Utilizing the four-part Branding from the Core framework of identity, vision, image and culture, idgroup works to help leaders transform their organizations into brands that matter by getting to the core of their organization.

“The first is identity. We believe that every organization has a narrative. Our job is to help the organization uncover the storylines that make up their narrative,” she said. “Once we have that narrative, the second step is where our creative team takes the narrative to create the integrated communication materials—the pretty stuff. I call it the sizzle that we share with the marketplace. Then, living our story has to do with the culture of the organization.
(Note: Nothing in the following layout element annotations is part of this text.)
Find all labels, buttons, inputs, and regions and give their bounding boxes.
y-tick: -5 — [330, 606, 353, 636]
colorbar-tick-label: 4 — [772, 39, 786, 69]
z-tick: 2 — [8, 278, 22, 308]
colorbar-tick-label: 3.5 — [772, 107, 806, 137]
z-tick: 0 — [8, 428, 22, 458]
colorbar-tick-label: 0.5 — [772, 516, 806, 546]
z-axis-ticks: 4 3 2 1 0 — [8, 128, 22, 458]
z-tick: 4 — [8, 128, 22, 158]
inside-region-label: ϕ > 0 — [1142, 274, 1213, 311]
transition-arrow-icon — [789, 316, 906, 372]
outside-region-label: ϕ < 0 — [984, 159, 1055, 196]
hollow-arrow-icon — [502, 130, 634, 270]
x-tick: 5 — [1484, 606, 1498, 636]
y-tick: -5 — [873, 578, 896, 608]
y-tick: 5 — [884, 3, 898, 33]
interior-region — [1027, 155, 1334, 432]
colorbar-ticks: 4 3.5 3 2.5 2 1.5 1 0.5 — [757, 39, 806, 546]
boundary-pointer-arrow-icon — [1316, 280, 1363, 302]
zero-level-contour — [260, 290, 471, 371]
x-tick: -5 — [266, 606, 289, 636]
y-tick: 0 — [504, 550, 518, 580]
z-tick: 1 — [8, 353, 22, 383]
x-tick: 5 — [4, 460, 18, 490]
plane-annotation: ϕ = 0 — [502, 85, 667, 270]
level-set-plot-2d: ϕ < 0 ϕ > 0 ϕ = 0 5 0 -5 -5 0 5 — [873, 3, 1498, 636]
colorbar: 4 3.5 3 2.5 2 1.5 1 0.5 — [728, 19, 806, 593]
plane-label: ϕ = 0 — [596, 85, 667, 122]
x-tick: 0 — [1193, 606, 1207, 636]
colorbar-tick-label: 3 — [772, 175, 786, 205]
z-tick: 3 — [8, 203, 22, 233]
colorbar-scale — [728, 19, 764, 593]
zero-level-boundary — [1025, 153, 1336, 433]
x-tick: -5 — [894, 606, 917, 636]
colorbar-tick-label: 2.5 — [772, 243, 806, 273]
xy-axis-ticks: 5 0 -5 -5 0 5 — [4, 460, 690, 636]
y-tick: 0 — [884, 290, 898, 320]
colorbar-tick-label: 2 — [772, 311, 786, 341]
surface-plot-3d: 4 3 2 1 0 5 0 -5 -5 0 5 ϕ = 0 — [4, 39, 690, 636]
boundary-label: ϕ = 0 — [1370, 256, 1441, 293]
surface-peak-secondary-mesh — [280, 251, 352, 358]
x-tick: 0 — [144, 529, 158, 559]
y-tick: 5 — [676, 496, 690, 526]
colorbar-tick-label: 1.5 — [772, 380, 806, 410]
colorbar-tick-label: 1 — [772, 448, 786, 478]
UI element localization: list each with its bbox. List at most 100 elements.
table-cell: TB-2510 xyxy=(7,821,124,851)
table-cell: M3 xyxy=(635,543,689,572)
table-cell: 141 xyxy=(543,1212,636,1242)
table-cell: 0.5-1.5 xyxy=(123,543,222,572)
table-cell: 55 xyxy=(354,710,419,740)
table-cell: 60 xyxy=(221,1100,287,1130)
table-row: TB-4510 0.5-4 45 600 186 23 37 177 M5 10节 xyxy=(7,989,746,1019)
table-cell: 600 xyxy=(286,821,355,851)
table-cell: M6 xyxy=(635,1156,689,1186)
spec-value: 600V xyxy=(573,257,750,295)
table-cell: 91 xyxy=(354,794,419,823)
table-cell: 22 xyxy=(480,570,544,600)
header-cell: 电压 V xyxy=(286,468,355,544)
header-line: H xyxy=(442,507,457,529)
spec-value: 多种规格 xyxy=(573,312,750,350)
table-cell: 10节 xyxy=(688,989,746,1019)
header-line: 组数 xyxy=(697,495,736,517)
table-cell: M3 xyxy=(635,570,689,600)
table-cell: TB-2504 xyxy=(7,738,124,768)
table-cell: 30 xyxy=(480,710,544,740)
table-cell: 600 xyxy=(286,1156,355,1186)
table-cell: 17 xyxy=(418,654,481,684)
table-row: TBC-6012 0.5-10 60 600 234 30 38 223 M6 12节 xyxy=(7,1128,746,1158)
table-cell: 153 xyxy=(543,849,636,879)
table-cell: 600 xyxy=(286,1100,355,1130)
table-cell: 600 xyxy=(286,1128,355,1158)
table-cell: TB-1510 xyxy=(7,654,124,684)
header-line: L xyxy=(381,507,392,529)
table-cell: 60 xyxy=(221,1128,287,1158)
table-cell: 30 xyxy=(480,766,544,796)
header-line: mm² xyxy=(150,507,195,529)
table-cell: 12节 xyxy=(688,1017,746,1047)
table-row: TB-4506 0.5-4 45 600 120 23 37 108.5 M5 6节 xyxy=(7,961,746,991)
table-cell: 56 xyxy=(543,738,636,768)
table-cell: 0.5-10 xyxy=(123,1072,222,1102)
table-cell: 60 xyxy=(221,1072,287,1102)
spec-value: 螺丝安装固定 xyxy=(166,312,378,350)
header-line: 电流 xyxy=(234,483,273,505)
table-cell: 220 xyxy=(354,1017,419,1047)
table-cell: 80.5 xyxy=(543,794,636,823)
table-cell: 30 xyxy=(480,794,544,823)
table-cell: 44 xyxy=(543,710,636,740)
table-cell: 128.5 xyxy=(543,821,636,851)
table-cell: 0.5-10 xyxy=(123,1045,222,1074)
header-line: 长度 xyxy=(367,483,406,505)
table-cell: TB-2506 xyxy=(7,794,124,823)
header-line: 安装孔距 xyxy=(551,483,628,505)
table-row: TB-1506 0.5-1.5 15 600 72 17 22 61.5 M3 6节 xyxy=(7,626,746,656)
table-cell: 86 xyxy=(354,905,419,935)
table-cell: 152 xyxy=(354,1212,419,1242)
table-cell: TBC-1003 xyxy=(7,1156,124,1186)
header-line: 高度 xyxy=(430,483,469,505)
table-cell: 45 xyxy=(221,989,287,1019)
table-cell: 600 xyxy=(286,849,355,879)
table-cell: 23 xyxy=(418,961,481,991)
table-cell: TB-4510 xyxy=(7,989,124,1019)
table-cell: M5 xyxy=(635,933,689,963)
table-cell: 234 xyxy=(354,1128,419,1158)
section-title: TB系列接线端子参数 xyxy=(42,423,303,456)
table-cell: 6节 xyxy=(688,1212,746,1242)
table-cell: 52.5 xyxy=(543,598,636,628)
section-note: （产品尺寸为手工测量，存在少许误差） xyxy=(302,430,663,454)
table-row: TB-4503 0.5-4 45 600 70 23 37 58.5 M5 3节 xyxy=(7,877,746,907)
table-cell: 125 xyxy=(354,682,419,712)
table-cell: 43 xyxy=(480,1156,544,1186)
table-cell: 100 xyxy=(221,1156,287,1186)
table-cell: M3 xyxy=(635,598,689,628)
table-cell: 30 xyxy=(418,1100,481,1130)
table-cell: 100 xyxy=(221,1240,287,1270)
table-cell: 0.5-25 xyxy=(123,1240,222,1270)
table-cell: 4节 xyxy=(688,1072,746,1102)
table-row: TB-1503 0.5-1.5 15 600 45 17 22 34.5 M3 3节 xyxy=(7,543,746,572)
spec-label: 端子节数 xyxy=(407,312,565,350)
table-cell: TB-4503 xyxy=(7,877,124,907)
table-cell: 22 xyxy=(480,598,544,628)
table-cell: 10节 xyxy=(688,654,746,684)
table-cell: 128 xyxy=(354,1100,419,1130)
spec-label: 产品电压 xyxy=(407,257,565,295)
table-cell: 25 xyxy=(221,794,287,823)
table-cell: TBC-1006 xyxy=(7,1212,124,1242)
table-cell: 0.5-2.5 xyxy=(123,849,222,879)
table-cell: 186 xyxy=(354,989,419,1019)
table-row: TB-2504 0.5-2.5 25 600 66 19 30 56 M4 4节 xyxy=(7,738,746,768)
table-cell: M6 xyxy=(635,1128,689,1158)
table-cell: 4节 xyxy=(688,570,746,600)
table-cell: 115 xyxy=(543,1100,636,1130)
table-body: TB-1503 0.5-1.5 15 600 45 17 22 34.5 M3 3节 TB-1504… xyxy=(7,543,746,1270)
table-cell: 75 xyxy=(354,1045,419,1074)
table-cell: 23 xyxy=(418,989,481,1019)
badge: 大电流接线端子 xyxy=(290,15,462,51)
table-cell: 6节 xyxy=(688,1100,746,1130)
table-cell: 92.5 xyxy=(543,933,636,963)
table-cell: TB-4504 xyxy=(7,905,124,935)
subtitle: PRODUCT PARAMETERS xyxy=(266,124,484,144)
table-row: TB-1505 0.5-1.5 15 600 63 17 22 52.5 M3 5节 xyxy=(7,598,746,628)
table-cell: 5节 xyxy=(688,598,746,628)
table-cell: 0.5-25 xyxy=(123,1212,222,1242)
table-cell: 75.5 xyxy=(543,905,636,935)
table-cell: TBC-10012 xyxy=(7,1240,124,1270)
How do we create a culture where people are delivering our meaning and where our employees are delivering a customer experience that is consistent with what has been communicated to the marketplace? To be frank, if there is a misalignment between what formal communications puts out there, like an advertisement, and what employees experience or what customers experience, you are wasting your money. Reputation is our ultimate goal. While idgroup talks about ourselves as a branding firm, we use branding to help organizations build reputations that people respect and that people trust.”

This "Branding from the Core" process can take around seven months to complete and means that idgroup is selective in choosing clients that are committed to the long-term engagement of reputation building. While not every project calls for the complete Branding from the Core process, idgroup has worked with Clark Partington law firm, Community Health of Northwest Florida, Pensacola Airport, Escambia County School District, University of West Florida, Pensacola Habitat for Humanity, Ever’man Cooperative Grocery & Café and Visit Pensacola, to name a few.

In addition to their clients, idgroup also gives back to the community through its Brand on Us program, which selects one not-for-profit group each year to receive a comprehensive and integrated brand makeover and complete the Branding from the Core process. The program brings together an entire community of partners including photographers, videographers, printers and media outlets to support the initiative. Some of the organizations they have worked with include Pensacola Humane Society, Chain Reaction, Pensacola Sports Association, Autism Pensacola and most recently, Gulf Coast Kid’s House, where they pioneered the “Know Child Abuse” campaign.

“We work with these organizations to help them clearly communicate their story, and we believe that we make a difference by helping them make a difference,” Amodeo said. “The way people view our community has a lot to do with how organizations communicate the information they put out there and what their employees say about them. From an economic development standpoint, the way all organizations—be it for profit or not-for-profit institutions— communicate and share those stories has an impact on the way people view Pensacola. The more companies that have a responsibility as corporate citizens in turn influences who wants to be in your community and work in your community, which influences the way the world sees your community.”